Freitagsgebet in der Ditib-Merkez-Moschee in Duisburg: Die Idee einer Moscheesteuer habe mehrere Haken, meint Eren Güvercin. © dpa / picture-alliance
Ein Einwurf von Eren Güvercin · 03.01.2019
In Deutschland wird über eine Moscheesteuer diskutiert: So soll sich der Islam von der Einflussnahme ausländischer Staaten emanzipieren. Der Journalist Eren Güvercin hält dieses Mittel für völlig falsch - auch wenn er das angestrebte Ziel unterstützt.
Erst sollte es eine Moscheesteuer sein, die der Staat für "seine" Muslime erheben soll. Jetzt ist die Rede von der Zakat – der Armenabgabe zu der die Gläubigen verpflichtet sind – , die an den Staat abzuführen ist. Fortan sollen Muslime, wie die Christen, quasi Mitgliedsbeiträge erheben und der Staat würde beim Eintreiben helfen. Klingt einfach, praktikabel und gerecht. Die Vorschläge haben allerdings mehrere Haken.

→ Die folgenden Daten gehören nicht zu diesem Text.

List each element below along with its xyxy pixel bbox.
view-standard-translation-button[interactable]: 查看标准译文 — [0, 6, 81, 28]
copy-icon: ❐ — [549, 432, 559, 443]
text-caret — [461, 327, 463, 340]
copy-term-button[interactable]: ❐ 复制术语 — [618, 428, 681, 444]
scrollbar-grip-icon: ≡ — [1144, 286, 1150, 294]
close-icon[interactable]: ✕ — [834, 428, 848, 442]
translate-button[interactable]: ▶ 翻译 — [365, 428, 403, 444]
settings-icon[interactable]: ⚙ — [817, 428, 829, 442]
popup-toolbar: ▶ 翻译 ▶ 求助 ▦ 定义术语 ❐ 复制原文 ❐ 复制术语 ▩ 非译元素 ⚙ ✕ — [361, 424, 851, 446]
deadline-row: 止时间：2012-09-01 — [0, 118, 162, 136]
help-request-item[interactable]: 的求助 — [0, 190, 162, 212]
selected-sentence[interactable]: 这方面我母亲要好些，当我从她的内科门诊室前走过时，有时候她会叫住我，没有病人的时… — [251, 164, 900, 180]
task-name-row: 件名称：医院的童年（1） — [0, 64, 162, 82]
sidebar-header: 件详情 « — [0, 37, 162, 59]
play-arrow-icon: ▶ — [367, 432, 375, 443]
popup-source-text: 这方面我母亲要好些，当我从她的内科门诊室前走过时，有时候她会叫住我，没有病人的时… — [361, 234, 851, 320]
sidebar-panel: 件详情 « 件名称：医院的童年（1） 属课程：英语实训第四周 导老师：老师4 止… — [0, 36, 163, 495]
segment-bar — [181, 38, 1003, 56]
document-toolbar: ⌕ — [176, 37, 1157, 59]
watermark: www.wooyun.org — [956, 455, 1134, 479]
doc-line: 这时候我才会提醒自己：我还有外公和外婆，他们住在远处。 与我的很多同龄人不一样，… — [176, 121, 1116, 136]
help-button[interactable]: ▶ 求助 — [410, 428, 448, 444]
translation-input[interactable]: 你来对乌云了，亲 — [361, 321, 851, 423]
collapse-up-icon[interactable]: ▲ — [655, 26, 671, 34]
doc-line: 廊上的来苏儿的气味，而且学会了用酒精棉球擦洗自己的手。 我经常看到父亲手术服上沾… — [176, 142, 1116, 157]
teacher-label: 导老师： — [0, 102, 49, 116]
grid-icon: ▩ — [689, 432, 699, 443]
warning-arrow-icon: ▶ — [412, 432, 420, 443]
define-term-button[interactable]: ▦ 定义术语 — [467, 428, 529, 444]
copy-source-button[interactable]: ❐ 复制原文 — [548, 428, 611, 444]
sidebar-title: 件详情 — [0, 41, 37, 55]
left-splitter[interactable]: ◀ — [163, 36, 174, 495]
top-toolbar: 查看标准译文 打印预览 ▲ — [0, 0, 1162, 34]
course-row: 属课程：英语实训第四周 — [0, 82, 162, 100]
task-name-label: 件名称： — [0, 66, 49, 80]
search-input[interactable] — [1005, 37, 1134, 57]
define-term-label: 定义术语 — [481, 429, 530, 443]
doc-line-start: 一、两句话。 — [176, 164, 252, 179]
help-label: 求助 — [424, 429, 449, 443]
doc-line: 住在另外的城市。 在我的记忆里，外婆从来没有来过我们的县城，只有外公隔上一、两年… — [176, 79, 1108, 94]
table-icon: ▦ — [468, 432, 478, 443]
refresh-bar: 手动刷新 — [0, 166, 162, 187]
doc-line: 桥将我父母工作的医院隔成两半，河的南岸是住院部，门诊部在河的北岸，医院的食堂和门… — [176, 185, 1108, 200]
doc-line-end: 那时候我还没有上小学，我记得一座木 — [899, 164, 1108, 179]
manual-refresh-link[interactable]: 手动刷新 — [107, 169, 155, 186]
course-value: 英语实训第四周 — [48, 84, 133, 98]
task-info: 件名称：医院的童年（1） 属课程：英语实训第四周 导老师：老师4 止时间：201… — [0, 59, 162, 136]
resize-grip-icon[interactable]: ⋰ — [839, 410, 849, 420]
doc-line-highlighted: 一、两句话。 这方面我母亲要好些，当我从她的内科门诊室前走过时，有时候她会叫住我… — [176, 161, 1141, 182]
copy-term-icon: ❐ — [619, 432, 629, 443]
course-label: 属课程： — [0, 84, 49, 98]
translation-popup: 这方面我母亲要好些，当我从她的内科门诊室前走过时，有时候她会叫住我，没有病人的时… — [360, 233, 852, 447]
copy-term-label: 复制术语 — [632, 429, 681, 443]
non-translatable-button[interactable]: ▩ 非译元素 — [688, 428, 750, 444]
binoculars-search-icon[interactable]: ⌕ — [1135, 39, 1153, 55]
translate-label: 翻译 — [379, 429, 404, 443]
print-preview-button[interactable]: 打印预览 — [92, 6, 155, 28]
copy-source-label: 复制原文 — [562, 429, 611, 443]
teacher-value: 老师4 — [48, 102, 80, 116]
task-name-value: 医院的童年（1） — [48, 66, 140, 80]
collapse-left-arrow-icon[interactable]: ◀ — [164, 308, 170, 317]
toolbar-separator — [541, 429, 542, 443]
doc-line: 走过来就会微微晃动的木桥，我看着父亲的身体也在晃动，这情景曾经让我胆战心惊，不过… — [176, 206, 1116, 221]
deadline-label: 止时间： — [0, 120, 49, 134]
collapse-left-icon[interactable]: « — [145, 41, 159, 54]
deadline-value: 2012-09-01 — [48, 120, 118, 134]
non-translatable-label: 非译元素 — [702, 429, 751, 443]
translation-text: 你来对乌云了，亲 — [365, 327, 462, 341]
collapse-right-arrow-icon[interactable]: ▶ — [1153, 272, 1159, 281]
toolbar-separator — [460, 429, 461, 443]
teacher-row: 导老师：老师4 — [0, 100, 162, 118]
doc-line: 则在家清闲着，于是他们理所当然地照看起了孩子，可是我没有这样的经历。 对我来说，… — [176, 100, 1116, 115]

Zentrale Institutionen sind dem Islam wesensfremd

Wie so oft in der Islamdebatte wird entweder das Organisationsverständnis der christlichen Kirchen eins zu eins auf den Islam übertragen, oder aber islamische Konzepte wie die Zakat, immerhin eine der fünf Säulen des Islam, werden einfach mal grundsätzlich verändert.
Aber der Reihe nach: Keiner der großen Moscheeverbände ist aktuell eine Religionsgesellschaft mit Körperschaftsstatus. Ohne diesen Status aber ist eine wie auch immer geartete Moscheesteuer nicht möglich. Und: Eine zentral erhobene Steuer widerspricht sowohl dem Organisationsverständnis als auch der realen Organisationsform des Islams in Deutschland. Zentrale Institutionen sind dem Islam wesensfremd.
Der Vorschlag nun das Ganze als Zakat zu labeln, wie der Vorsitzende des Zentralrats der Muslime Aiman Mazyek forderte, ist genauso absurd. Die Zakat ist eine Armenabgabe, die dazu dient, soziale Not und Armut im direkten Umfeld zu lindern. Sie darf nicht zentral und von einem Staat eingezogen werden, und schon gar nicht darf sie für Betrieb von Moscheen verwendet werden. Nächste Sackgasse.

DITIB finanziert Imame und macht damit Politik

Der wissenschaftliche Dienst des Deutschen Bundestages hat bereits im Mai 2018 in einem Gutachten (WD 10 – 3000 – 028/18) festgestellt, dass deutsche Moscheegemeinden hauptsächlich mit Mitgliedsbeiträgen finanziert werden. Es ist durchaus Geld da! Der eigentliche Punkt ist demzufolge gar nicht die direkte Auslandsfinanzierung der Gemeinden, sondern eine eher mittelbare finanzielle Unterstützung – und dabei vor allem die Finanzierung der Imame durch die türkische Religionsbehörde Diyanet für die DITIB und andere Moscheeverbände.
Das schafft bekanntermaßen Probleme: Die Religionsattachés in den Konsulaten und die Imame der türkischen Religionsbehörde sind nämlich nicht nur fromme Männer, sie setzten auch die politische Agenda der türkischen Regierung durch.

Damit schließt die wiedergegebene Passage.